In creating these capabilities for our physicians, we knew that a key element of success would be physician buy-in. As a result, we began by picking a handful of physicians who were technology-positive and engaging them in building our beta program. After completing the testing and validation, in March 2000 we held a dinner for our physicians and provided them with a demonstration. We were already live at that point, and all that was required for physicians was to sign up for the full program; at that point, their "clinical in-boxes" became active and they began receiving their laboratory and radiology results and medical transcription electronically. Over 50 physician groups, representing over 250 active staff physicians, are now using the system.

The physicians using the system have expressed very strong satisfaction with it, and are delighted by the speed, efficiency and ease of use. The only real challenge has been convincing physicians and physician groups to sign up for high-speed Internet connections in their practices in order to make the best use of the system, and to upgrade to good PCs. Many of our physicians, like doctors nationwide, didn't even have a currently capable PC in their offices (meaning Pentium 1 or better). In the current environment of reduced reimbursements and higher malpractice insurance costs, such situations will remain the rule nationwide, physicians loath to spend their own funds to buy good, basic personal computing equipment.

In any case, we know we're making headway in important ways. Building this system has taken us out of the paper-pushing business, as well as out of the morass of phone calling that most physician offices and hospitals have to deal with to chase down lab results. Physician, physician staff, hospital staff, and patient satisfaction are all improved; results are available immediately from any secure browser - no more lost results.

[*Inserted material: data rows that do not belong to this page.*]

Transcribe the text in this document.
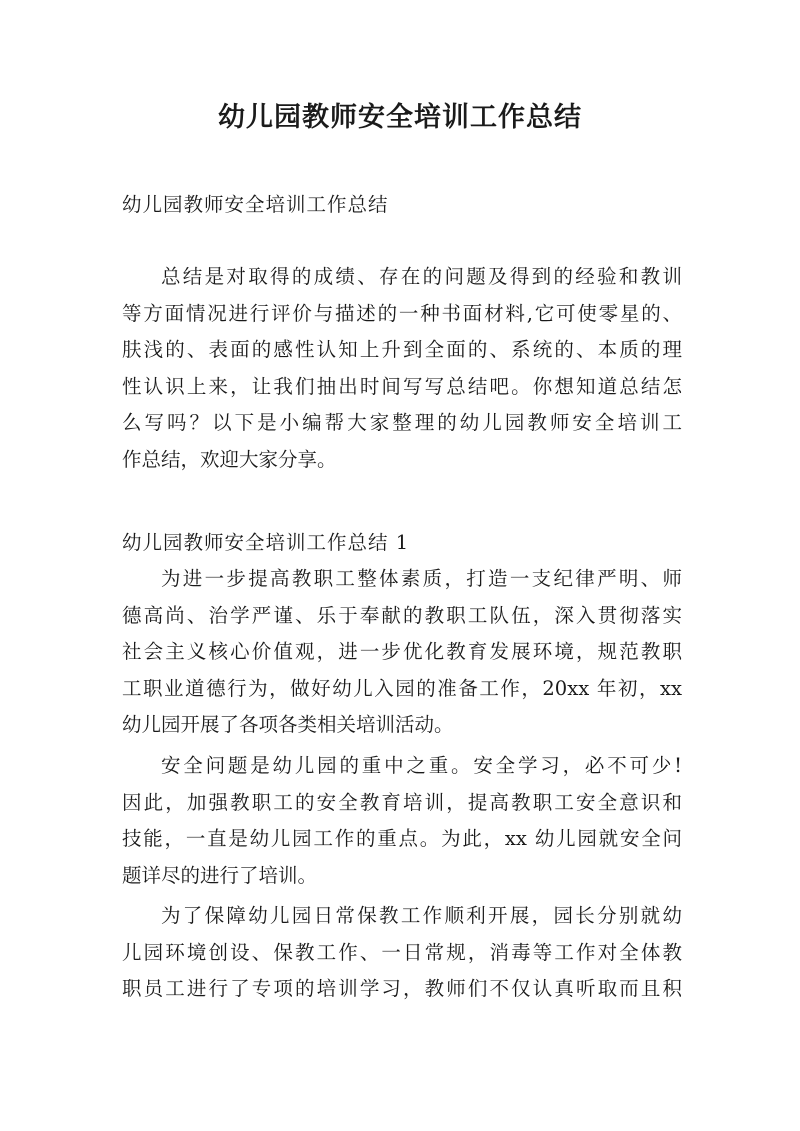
幼儿园教师安全培训工作总结

幼儿园教师安全培训工作总结

总结是对取得的成绩、存在的问题及得到的经验和教训
等方面情况进行评价与描述的一种书面材料,它可使零星的、
肤浅的、表面的感性认知上升到全面的、系统的、本质的理
性认识上来，让我们抽出时间写写总结吧。你想知道总结怎
么写吗？以下是小编帮大家整理的幼儿园教师安全培训工
作总结，欢迎大家分享。

幼儿园教师安全培训工作总结 1

为进一步提高教职工整体素质，打造一支纪律严明、师
德高尚、治学严谨、乐于奉献的教职工队伍，深入贯彻落实
社会主义核心价值观，进一步优化教育发展环境，规范教职
工职业道德行为，做好幼儿入园的准备工作，20xx 年初，xx
幼儿园开展了各项各类相关培训活动。
安全问题是幼儿园的重中之重。安全学习，必不可少!
因此，加强教职工的安全教育培训，提高教职工安全意识和
技能，一直是幼儿园工作的重点。为此，xx 幼儿园就安全问
题详尽的进行了培训。
为了保障幼儿园日常保教工作顺利开展，园长分别就幼
儿园环境创设、保教工作、一日常规，消毒等工作对全体教
职员工进行了专项的培训学习，教师们不仅认真听取而且积
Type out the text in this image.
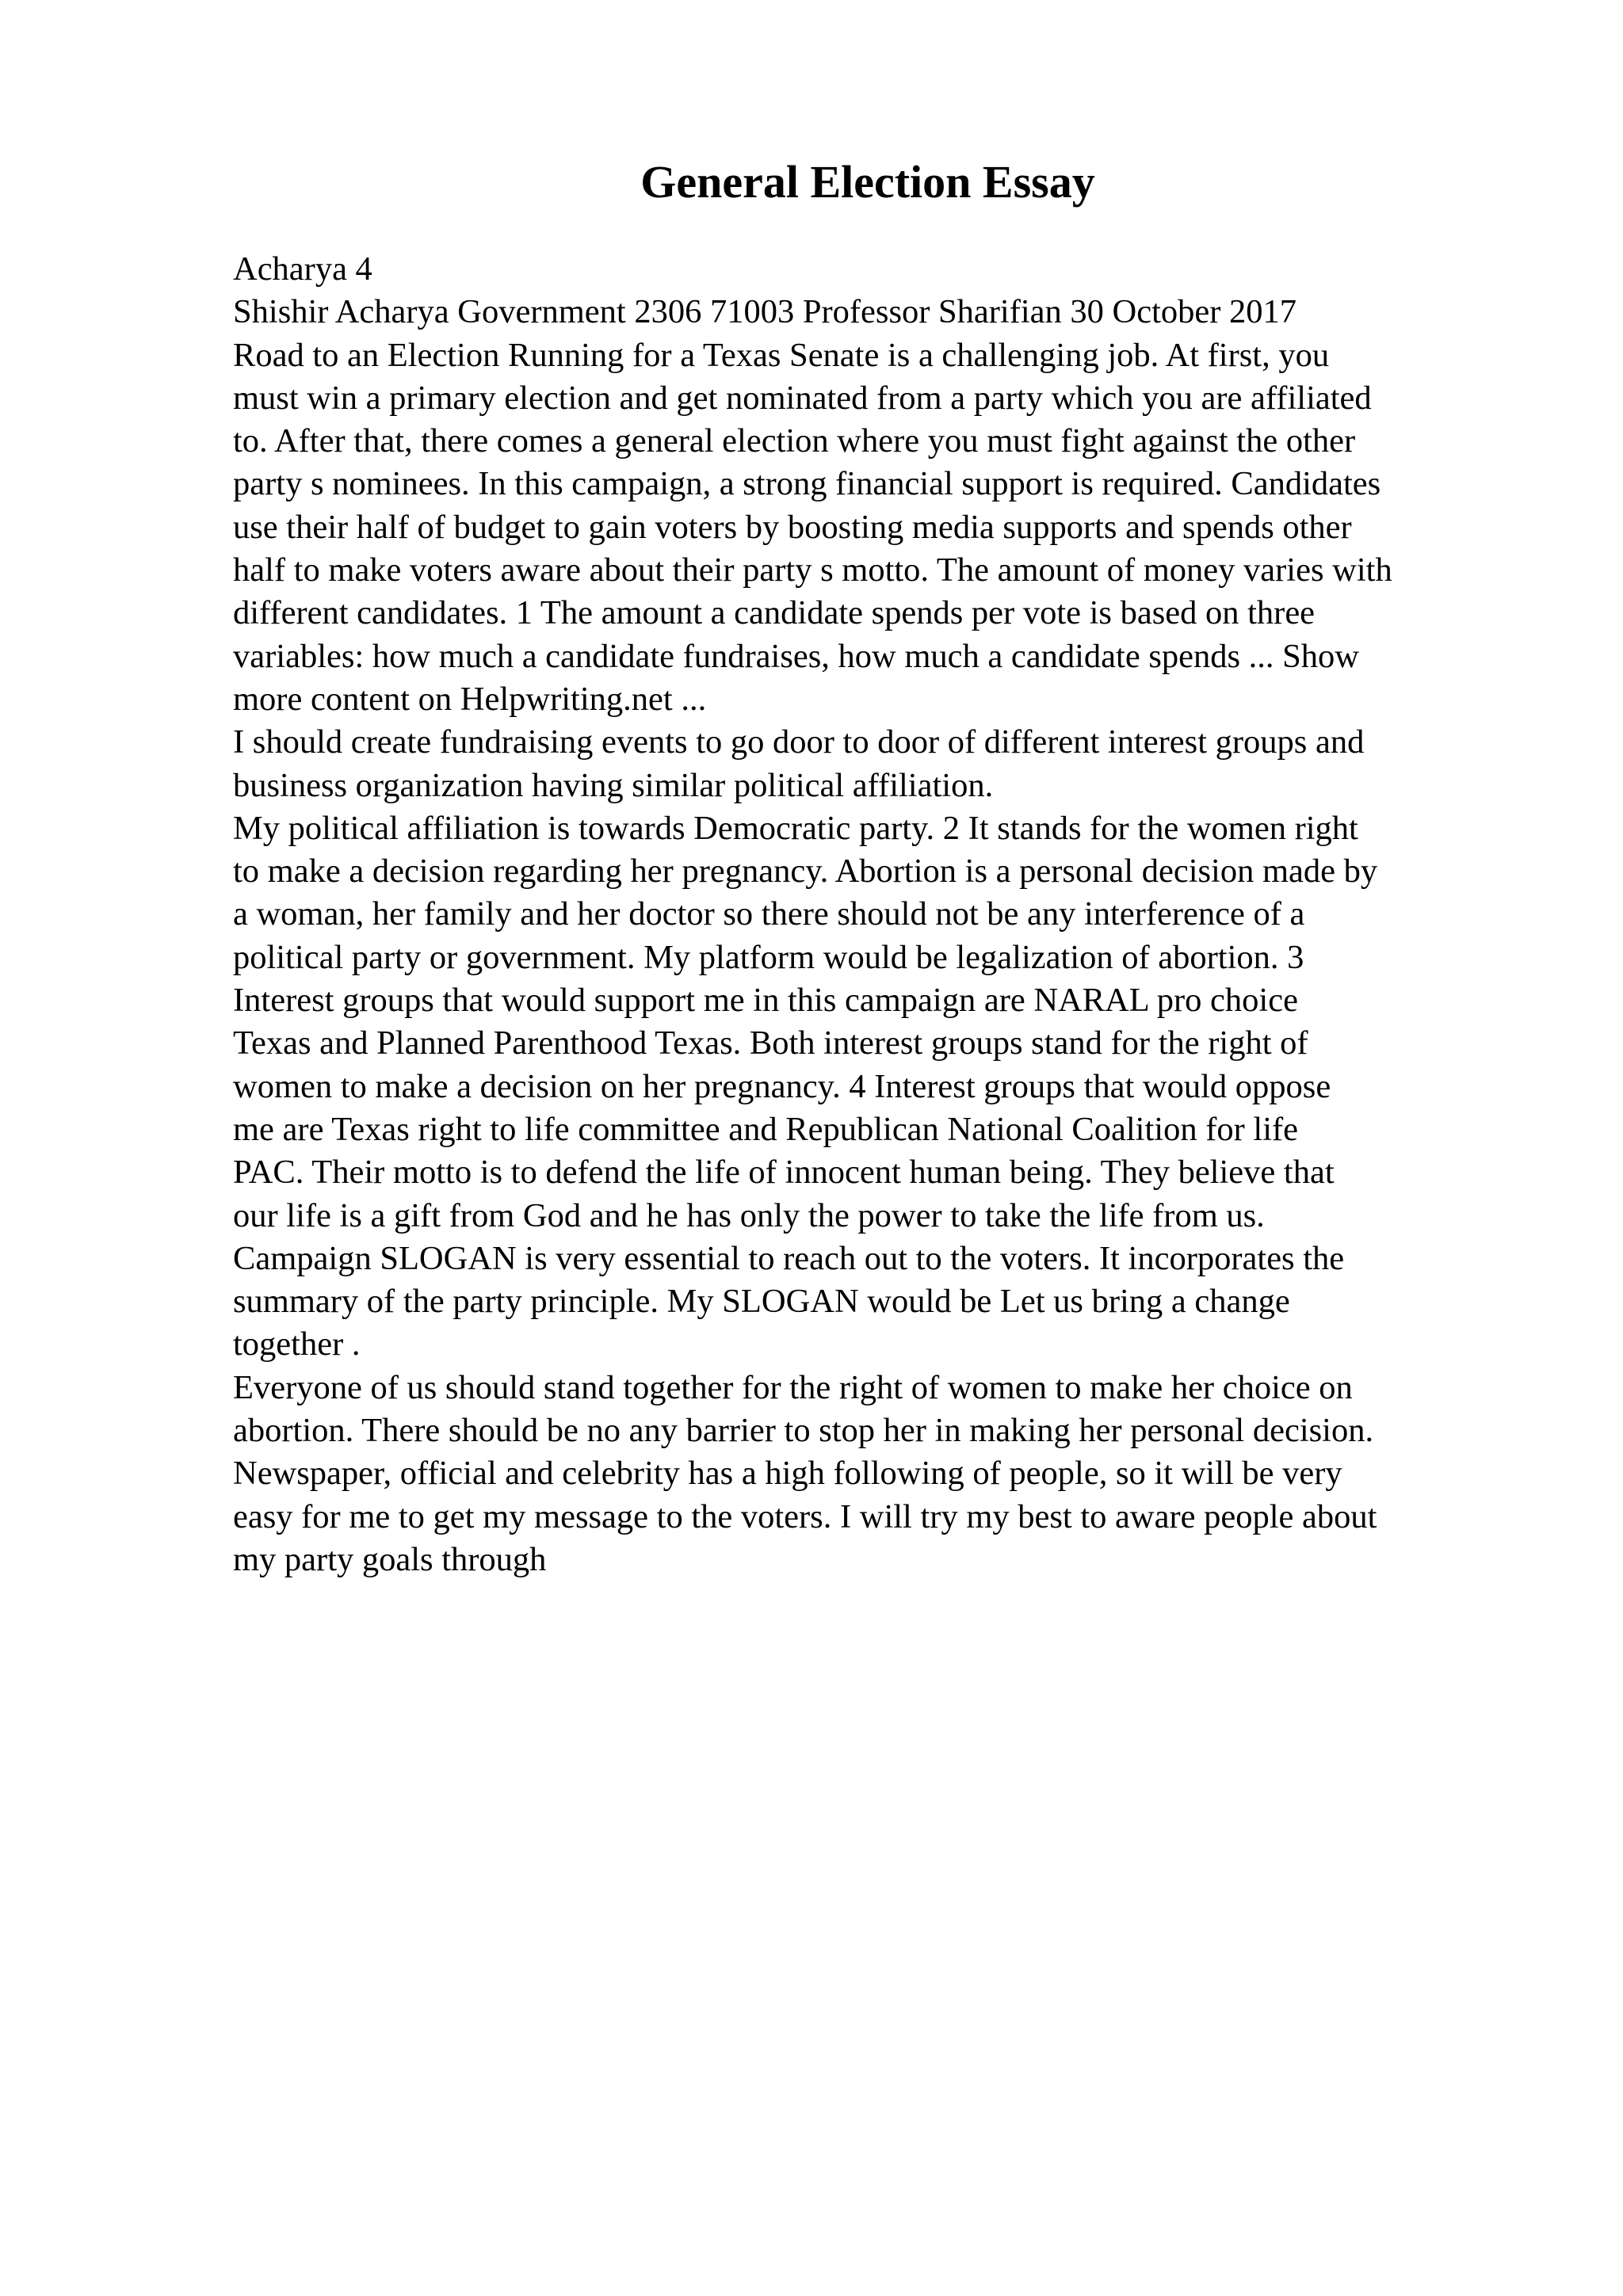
General Election Essay
Acharya 4
Shishir Acharya Government 2306 71003 Professor Sharifian 30 October 2017
Road to an Election Running for a Texas Senate is a challenging job. At first, you
must win a primary election and get nominated from a party which you are affiliated
to. After that, there comes a general election where you must fight against the other
party s nominees. In this campaign, a strong financial support is required. Candidates
use their half of budget to gain voters by boosting media supports and spends other
half to make voters aware about their party s motto. The amount of money varies with
different candidates. 1 The amount a candidate spends per vote is based on three
variables: how much a candidate fundraises, how much a candidate spends ... Show
more content on Helpwriting.net ...
I should create fundraising events to go door to door of different interest groups and
business organization having similar political affiliation.
My political affiliation is towards Democratic party. 2 It stands for the women right
to make a decision regarding her pregnancy. Abortion is a personal decision made by
a woman, her family and her doctor so there should not be any interference of a
political party or government. My platform would be legalization of abortion. 3
Interest groups that would support me in this campaign are NARAL pro choice
Texas and Planned Parenthood Texas. Both interest groups stand for the right of
women to make a decision on her pregnancy. 4 Interest groups that would oppose
me are Texas right to life committee and Republican National Coalition for life
PAC. Their motto is to defend the life of innocent human being. They believe that
our life is a gift from God and he has only the power to take the life from us.
Campaign SLOGAN is very essential to reach out to the voters. It incorporates the
summary of the party principle. My SLOGAN would be Let us bring a change
together .
Everyone of us should stand together for the right of women to make her choice on
abortion. There should be no any barrier to stop her in making her personal decision.
Newspaper, official and celebrity has a high following of people, so it will be very
easy for me to get my message to the voters. I will try my best to aware people about
my party goals through
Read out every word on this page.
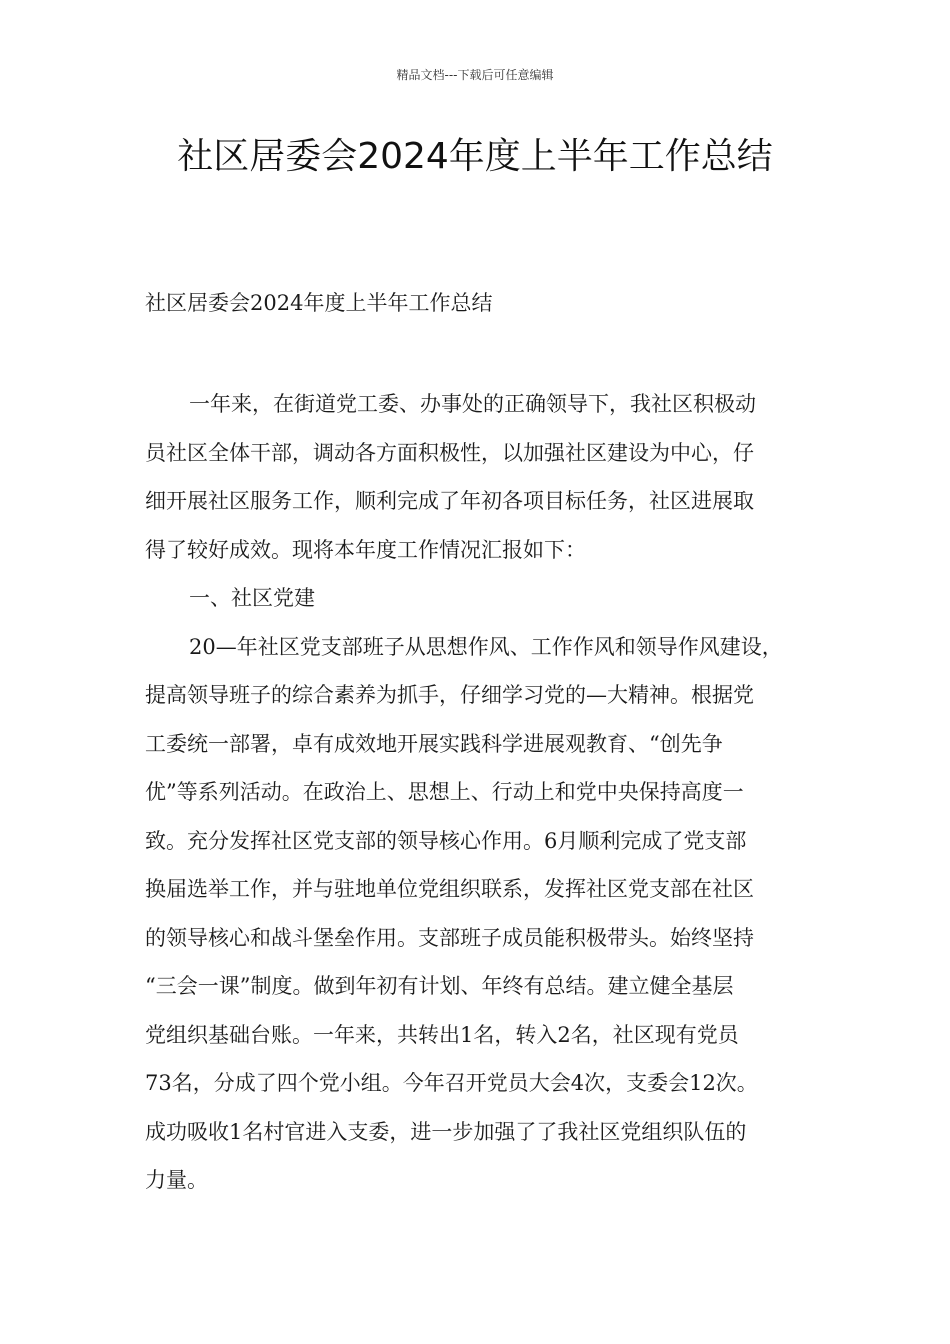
精品文档---下载后可任意编辑
社区居委会2024年度上半年工作总结

社区居委会2024年度上半年工作总结

一年来，在街道党工委、办事处的正确领导下，我社区积极动
员社区全体干部，调动各方面积极性，以加强社区建设为中心，仔
细开展社区服务工作，顺利完成了年初各项目标任务，社区进展取
得了较好成效。现将本年度工作情况汇报如下：

一、社区党建

20—年社区党支部班子从思想作风、工作作风和领导作风建设，
提高领导班子的综合素养为抓手，仔细学习党的—大精神。根据党
工委统一部署，卓有成效地开展实践科学进展观教育、“创先争
优”等系列活动。在政治上、思想上、行动上和党中央保持高度一
致。充分发挥社区党支部的领导核心作用。6月顺利完成了党支部
换届选举工作，并与驻地单位党组织联系，发挥社区党支部在社区
的领导核心和战斗堡垒作用。支部班子成员能积极带头。始终坚持
“三会一课”制度。做到年初有计划、年终有总结。建立健全基层
党组织基础台账。一年来，共转出1名，转入2名，社区现有党员
73名，分成了四个党小组。今年召开党员大会4次，支委会12次。
成功吸收1名村官进入支委，进一步加强了了我社区党组织队伍的
力量。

So, what have we learned through all this? One key lesson is that it's important not to make an initiative like this solely an IS department project; instead, it's crucial to get your organization's clinical leaders together and develop a team approach, with stated organizational goals and objectives. As we mentioned, one of our goals was to differentiate our medical center from others in our market; and by creating this system, we have achieved that goal. Also, it's important to choose a partner (vendor) whose product is flexible and is willing to work with your organization to create a solution that works for you. We were fortunate in that, as well. Finally, you need to take something of a marketing approach to this kind of initiative, looking at your physicians as customers, and evaluating how you can improve customer satisfaction in that regard. And finally you need to develop a good training program and ongoing support for your system.

We are extremely pleased with our venture into electronic communication and delivery of results, and we believe that our success is widely replicable, given the right strategies, planning and execution. In the end, the satisfaction of all the stakeholders with the implementation will provide a litmus test for success. We're fortunate to say our litmus test has gone well.

Tony Farley is the Director of Information Systems and Steve Slutzky is the Physician Services Representative for St. Elizabeth's Medical Center.